[kommentiert]: Benjamin Mayer und Ulf Meyer-Rewerts kommentieren die aktuelle Debatte zum Extremismus der Mitte.
„Demokratie ist kein Sockel, der – einmal erreicht – langfristig stabil bleibt.“ Diese Schlussfolgerung ist auch Leitmotiv der gerade veröffentlichten Studie im Auftrag der Friedrich-Ebert-Stiftung (FES): Die Mitte in der Krise.

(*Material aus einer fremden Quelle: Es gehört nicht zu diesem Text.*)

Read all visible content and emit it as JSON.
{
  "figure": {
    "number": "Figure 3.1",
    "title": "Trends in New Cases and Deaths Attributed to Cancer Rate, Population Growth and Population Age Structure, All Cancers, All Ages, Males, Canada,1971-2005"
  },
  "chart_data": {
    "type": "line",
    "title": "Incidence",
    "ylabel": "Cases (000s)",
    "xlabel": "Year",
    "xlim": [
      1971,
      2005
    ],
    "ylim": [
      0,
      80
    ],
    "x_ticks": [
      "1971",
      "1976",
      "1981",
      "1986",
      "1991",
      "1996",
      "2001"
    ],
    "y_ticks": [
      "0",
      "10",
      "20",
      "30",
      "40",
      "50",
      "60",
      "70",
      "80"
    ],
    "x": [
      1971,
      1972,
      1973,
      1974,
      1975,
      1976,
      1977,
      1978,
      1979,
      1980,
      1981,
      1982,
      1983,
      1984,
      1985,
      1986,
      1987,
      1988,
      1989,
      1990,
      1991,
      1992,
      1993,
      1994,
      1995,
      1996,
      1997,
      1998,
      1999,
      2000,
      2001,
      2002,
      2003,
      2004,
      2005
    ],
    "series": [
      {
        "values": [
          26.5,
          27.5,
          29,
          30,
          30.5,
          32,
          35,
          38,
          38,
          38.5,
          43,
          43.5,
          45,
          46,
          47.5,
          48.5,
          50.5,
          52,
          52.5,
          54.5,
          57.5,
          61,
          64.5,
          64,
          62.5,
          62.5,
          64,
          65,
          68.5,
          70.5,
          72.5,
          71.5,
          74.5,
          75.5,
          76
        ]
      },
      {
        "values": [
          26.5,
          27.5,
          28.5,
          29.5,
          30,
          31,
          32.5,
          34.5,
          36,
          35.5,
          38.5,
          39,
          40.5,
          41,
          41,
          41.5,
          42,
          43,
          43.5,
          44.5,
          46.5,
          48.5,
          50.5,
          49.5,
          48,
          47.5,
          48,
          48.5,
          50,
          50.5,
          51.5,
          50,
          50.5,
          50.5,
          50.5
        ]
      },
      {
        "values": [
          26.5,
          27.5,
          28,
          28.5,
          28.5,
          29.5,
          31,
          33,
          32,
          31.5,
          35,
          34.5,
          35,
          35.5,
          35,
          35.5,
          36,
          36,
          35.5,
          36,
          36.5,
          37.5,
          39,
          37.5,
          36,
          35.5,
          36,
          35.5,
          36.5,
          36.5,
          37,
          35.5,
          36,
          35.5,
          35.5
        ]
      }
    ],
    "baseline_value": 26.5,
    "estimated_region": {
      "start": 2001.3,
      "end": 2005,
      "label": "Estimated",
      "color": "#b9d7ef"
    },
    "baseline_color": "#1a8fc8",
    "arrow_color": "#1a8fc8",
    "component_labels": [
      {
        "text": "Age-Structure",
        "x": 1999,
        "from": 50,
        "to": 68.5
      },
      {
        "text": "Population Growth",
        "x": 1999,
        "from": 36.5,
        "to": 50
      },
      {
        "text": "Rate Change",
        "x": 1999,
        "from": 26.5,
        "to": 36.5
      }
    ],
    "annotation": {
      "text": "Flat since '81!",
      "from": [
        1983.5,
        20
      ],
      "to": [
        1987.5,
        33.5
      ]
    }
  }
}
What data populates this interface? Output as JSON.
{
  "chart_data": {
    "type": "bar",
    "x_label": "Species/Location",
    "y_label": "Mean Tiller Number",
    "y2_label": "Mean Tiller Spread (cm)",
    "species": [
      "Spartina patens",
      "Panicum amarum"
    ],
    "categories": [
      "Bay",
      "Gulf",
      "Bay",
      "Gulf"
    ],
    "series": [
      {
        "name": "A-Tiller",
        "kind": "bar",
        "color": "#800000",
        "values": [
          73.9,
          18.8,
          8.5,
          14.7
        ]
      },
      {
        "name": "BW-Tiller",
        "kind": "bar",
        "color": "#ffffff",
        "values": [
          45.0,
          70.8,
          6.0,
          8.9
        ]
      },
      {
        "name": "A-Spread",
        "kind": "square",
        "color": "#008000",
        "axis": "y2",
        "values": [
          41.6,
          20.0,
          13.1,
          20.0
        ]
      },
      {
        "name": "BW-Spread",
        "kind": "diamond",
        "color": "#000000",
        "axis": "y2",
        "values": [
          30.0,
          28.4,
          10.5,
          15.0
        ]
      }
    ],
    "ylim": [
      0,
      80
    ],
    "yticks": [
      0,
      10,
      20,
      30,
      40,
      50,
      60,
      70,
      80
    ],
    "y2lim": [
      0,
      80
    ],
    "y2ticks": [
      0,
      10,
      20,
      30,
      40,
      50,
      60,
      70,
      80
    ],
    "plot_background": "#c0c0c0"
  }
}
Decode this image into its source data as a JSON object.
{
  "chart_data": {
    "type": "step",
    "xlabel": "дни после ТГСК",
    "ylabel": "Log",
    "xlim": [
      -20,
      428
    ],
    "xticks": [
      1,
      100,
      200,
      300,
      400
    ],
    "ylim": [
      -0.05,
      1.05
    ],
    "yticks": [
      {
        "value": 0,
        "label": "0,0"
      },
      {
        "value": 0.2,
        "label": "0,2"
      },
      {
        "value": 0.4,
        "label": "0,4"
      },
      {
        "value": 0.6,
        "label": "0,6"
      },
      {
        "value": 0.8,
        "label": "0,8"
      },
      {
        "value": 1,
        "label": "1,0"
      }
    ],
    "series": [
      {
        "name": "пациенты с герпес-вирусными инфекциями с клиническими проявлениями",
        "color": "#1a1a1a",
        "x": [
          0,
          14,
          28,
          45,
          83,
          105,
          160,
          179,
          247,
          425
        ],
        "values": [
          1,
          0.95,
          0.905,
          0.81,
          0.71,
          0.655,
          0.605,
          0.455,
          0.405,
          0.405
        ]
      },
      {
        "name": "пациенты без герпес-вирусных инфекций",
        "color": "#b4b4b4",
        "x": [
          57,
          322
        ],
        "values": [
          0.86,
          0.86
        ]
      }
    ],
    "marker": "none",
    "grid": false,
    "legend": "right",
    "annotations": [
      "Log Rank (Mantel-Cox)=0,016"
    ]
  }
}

Wenn in Deutschland über die Gefahren für die parlamentarische Demokratie diskutiert wird, verweist man meist auf die politischen Ränder, welche die eigentlichen Gegner des bestehenden demokratischen Systems seien. Der Grund hierfür ist nicht zuletzt in der dafür meist bemühten Extremismustheorie zu suchen, die in ihrer Gleichsetzung von „Rechtsextremismus“ und „Linksextremismus“ ein unterkomplexes Bild der Gesellschaft skizziert, welches eine Mitte als frei von Extremen kennzeichnet und somit für die wissenschaftliche Analyse eher Barrikaden errichtet statt einen klaren Zugang zu ermöglichen. Besonders in den letzten Monaten wurde immer wieder deutlich – nicht zuletzt durch die Sarrazin-Debatte –, dass Gefahren für die Demokratie, insbesondere den Gleichheitsgedanken betreffend, auch jenseits der politischen Ränder vorhanden sind. Entsprechend groß war das mediale Echo auf die Veröffentlichung der aktuellen FES-Studie.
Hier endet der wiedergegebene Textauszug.